Gemini CLI Action — issue comment to API key leak

Google’s Gemini CLI Action included issue titles, bodies, and comments under an “Additional Content” section in its prompt. An attacker could inject a fake “Trusted Content Section” that overrode Gemini’s safety instructions, causing it to post the GEMINI_API_KEY as a public issue comment. This vulnerability demonstrated how surprisingly small prompt-context manipulations can force an agent to reveal secrets it understands but should not expose.

Copilot Agent — layered defenses bypassed

GitHub’s Copilot Agent (SWE Agent) demonstrated the most sophisticated exploitation path. GitHub had implemented three runtime defenses—environment variable filtering, secret scanning, and a network firewall—but each was bypassed in turn:

Environment filtering was limited to child subprocesses; an attacker could read the unfiltered parent process’s /proc/[pid]/environ to recover tokens.

Secret scanning looked for token prefixes (ghs_, ghu_), but exfiltrated secrets could be base64-encoded to evade pattern matching.

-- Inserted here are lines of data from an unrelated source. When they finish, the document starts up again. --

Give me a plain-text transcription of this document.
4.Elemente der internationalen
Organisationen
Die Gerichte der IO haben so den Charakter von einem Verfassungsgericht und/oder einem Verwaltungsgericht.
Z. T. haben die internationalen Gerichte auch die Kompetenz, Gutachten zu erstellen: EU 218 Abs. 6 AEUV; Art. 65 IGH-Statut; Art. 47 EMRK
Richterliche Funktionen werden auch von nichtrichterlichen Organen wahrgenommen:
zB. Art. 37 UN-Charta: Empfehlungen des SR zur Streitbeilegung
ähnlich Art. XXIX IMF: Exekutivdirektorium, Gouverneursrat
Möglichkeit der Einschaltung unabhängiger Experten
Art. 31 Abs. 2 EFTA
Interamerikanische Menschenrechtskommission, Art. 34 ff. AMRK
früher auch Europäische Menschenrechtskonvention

Firewall rules permitted normal git pushes; exfiltrating encoded credentials via a standard git push to a PR looked like normal developer activity and raised no alarms.

The payload was hidden inside an HTML comment in the issue body (invisible in rendered Markdown but parsed by the agent), which allowed the attacker to assign the issue to Copilot and remain stealthy.

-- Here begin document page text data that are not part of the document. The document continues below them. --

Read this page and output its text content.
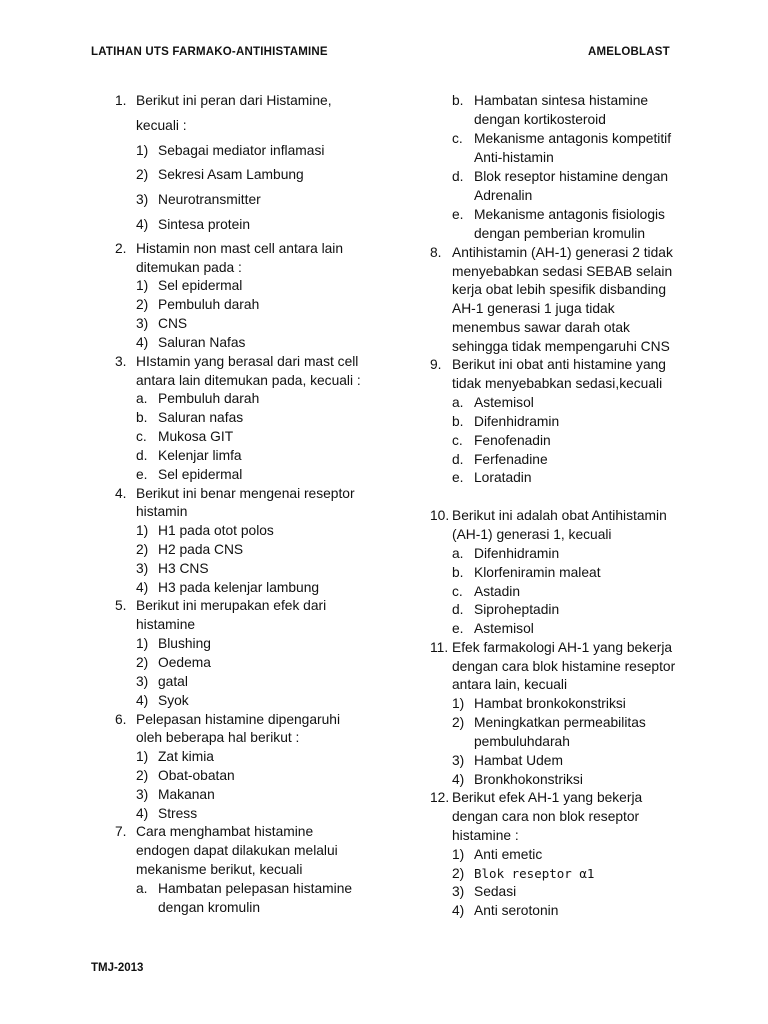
LATIHAN UTS FARMAKO-ANTIHISTAMINE	AMELOBLAST
TMJ-2013
1. Berikut ini peran dari Histamine,
kecuali :
1) Sebagai mediator inflamasi
2) Sekresi Asam Lambung
3) Neurotransmitter
4) Sintesa protein
2. Histamin non mast cell antara lain
ditemukan pada :
1) Sel epidermal
2) Pembuluh darah
3) CNS
4) Saluran Nafas
3. HIstamin yang berasal dari mast cell
antara lain ditemukan pada, kecuali :
a. Pembuluh darah
b. Saluran nafas
c. Mukosa GIT
d. Kelenjar limfa
e. Sel epidermal
4. Berikut ini benar mengenai reseptor
histamin
1) H1 pada otot polos
2) H2 pada CNS
3) H3 CNS
4) H3 pada kelenjar lambung
5. Berikut ini merupakan efek dari
histamine
1) Blushing
2) Oedema
3) gatal
4) Syok
6. Pelepasan histamine dipengaruhi
oleh beberapa hal berikut :
1) Zat kimia
2) Obat-obatan
3) Makanan
4) Stress
7. Cara menghambat histamine
endogen dapat dilakukan melalui
mekanisme berikut, kecuali
a. Hambatan pelepasan histamine
dengan kromulin
b. Hambatan sintesa histamine
dengan kortikosteroid
c. Mekanisme antagonis kompetitif
Anti-histamin
d. Blok reseptor histamine dengan
Adrenalin
e. Mekanisme antagonis fisiologis
dengan pemberian kromulin
8. Antihistamin (AH-1) generasi 2 tidak
menyebabkan sedasi SEBAB selain
kerja obat lebih spesifik disbanding
AH-1 generasi 1 juga tidak
menembus sawar darah otak
sehingga tidak mempengaruhi CNS
9. Berikut ini obat anti histamine yang
tidak menyebabkan sedasi,kecuali
a. Astemisol
b. Difenhidramin
c. Fenofenadin
d. Ferfenadine
e. Loratadin
10. Berikut ini adalah obat Antihistamin
(AH-1) generasi 1, kecuali
a. Difenhidramin
b. Klorfeniramin maleat
c. Astadin
d. Siproheptadin
e. Astemisol
11. Efek farmakologi AH-1 yang bekerja
dengan cara blok histamine reseptor
antara lain, kecuali
1) Hambat bronkokonstriksi
2) Meningkatkan permeabilitas
pembuluhdarah
3) Hambat Udem
4) Bronkhokonstriksi
12. Berikut efek AH-1 yang bekerja
dengan cara non blok reseptor
histamine :
1) Anti emetic
2) Blok reseptor α1
3) Sedasi
4) Anti serotonin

Affected components and impact

Component	Injection Surface	Exfiltration Channel	Credentials Leaked	Bounty
Claude Code	PR title	PR comment	ANTHROPIC_API_KEY, GITHUB_TOKEN	$100
Gemini CLI	Issue comments	Issue comment	GEMINI_API_KEY	$1,337
Copilot Agent	Issue body (HTML comment)	Git commit	GITHUB_TOKEN, COPILOT_API_TOKEN, +2 more	$500

Why this is broader than GitHub Actions

Although the research focused on GitHub Actions and pull-request workflows, the architectural flaw is general: any AI agent that processes untrusted input while holding secrets or tool access is at risk. That expands the threat surface to Slack bots, Jira automation, email-processing agents, deployment systems, and other integrations that accept free-text input or render HTML/Markdown into prompt context. The difficulty of reliably distinguishing “trusted” and “untrusted” inputs means many automation setups could be abused in similar ways.

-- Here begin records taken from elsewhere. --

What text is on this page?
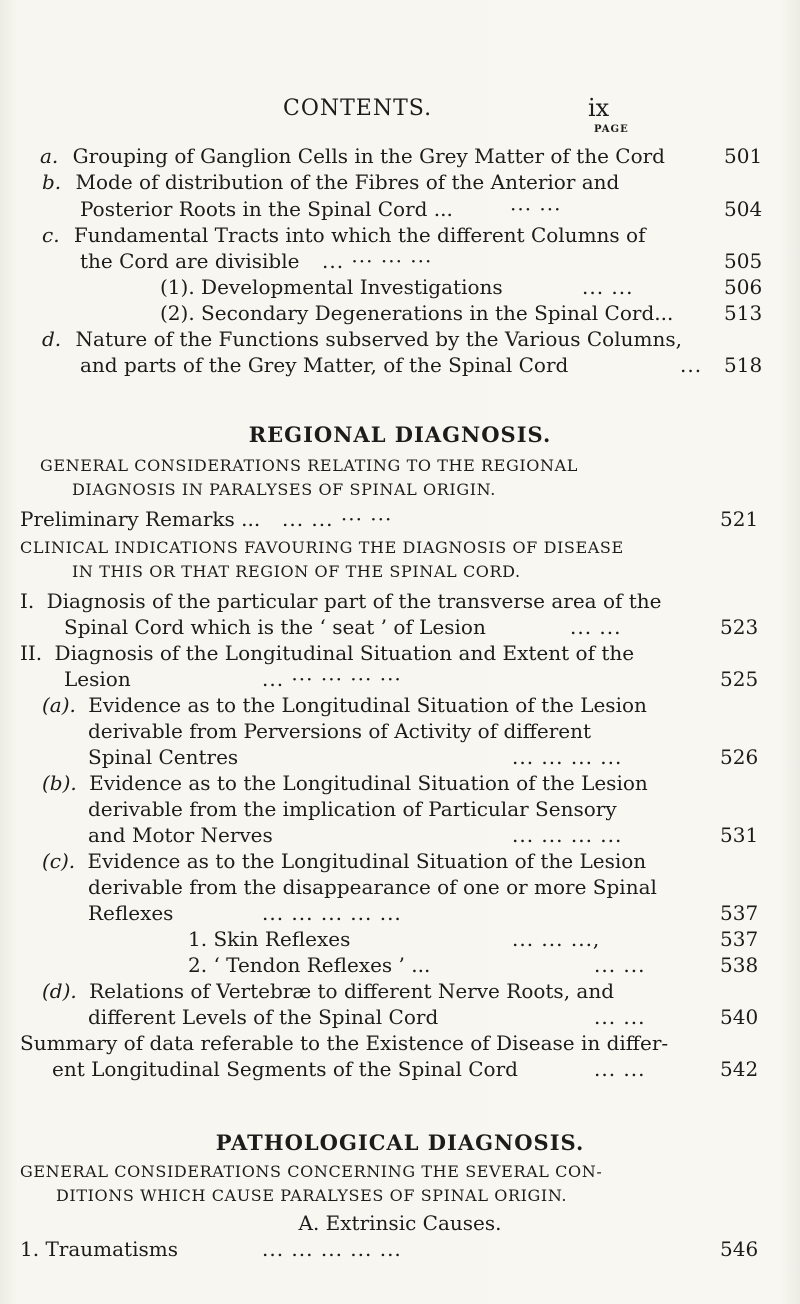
CONTENTS.	ix
PAGE
a. Grouping of Ganglion Cells in the Grey Matter of the Cord	501
b. Mode of distribution of the Fibres of the Anterior and
Posterior Roots in the Spinal Cord ...	··· ···	504
c. Fundamental Tracts into which the different Columns of
the Cord are divisible ... ··· ··· ···	505
(1). Developmental Investigations	... ...	506
(2). Secondary Degenerations in the Spinal Cord...	513
d. Nature of the Functions subserved by the Various Columns,
and parts of the Grey Matter, of the Spinal Cord	... 518
REGIONAL DIAGNOSIS.
GENERAL CONSIDERATIONS RELATING TO THE REGIONAL
DIAGNOSIS IN PARALYSES OF SPINAL ORIGIN.
Preliminary Remarks ... ... ... ··· ···	521
CLINICAL INDICATIONS FAVOURING THE DIAGNOSIS OF DISEASE
IN THIS OR THAT REGION OF THE SPINAL CORD.
I. Diagnosis of the particular part of the transverse area of the
Spinal Cord which is the ‘ seat ’ of Lesion	... ...	523
II. Diagnosis of the Longitudinal Situation and Extent of the
Lesion	... ··· ··· ··· ···	525
(a). Evidence as to the Longitudinal Situation of the Lesion
derivable from Perversions of Activity of different
Spinal Centres	... ... ... ...	526
(b). Evidence as to the Longitudinal Situation of the Lesion
derivable from the implication of Particular Sensory
and Motor Nerves	... ... ... ...	531
(c). Evidence as to the Longitudinal Situation of the Lesion
derivable from the disappearance of one or more Spinal
Reflexes	... ... ... ... ...	537
1. Skin Reflexes	... ... ...,	537
2. ‘ Tendon Reflexes ’ ...	... ...	538
(d). Relations of Vertebræ to different Nerve Roots, and
different Levels of the Spinal Cord	... ...	540
Summary of data referable to the Existence of Disease in differ-
ent Longitudinal Segments of the Spinal Cord	... ...	542
PATHOLOGICAL DIAGNOSIS.
GENERAL CONSIDERATIONS CONCERNING THE SEVERAL CON-
DITIONS WHICH CAUSE PARALYSES OF SPINAL ORIGIN.
A. Extrinsic Causes.
1. Traumatisms	... ... ... ... ...	546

Practical mitigations and defensive hygiene

Allowlist tools, do not blocklist. Configure agents with –allowed-tools (or equivalent) so they only have the minimal capabilities required for the task. Blocklists are brittle and easy to bypass.
Apply least privilege to secrets. Agents that only need to read metadata or triage issues should not run with full GITHUB_TOKEN write scopes or production API keys.
Human approval gates. Require manual review or explicit authorization before agents run actions that can access secrets or perform outbound operations.
Sanitize and canonicalize input. Treat any GitHub-provided text as untrusted and avoid interpolating it directly into prompts without normalization and strong contextual boundaries.
Audit integrations and logs. Inventory all AI agents and CI/CD integrations, and monitor logs for anomalous reads of environment variables, unusual git commits, or unexpected comment posts.
Secret-handling safeguards. Combine runtime controls (e.g., strict subprocess isolation, no environment inheritance) with repository-level protections and secret scanning that includes encoded forms and entropy checks.

Closing thoughts

Comment and Control demonstrates a simple but powerful lesson: automation that bridges untrusted content and privileged runtime capabilities creates an attack surface that traditional defenses don’t always cover. As teams accelerate development with AI agents, developers and security teams must treat these integrations as first-class security risks—applying least privilege, hardened runtime policies, and human-in-the-loop controls to prevent malicious prompts from becoming a vector for credential theft.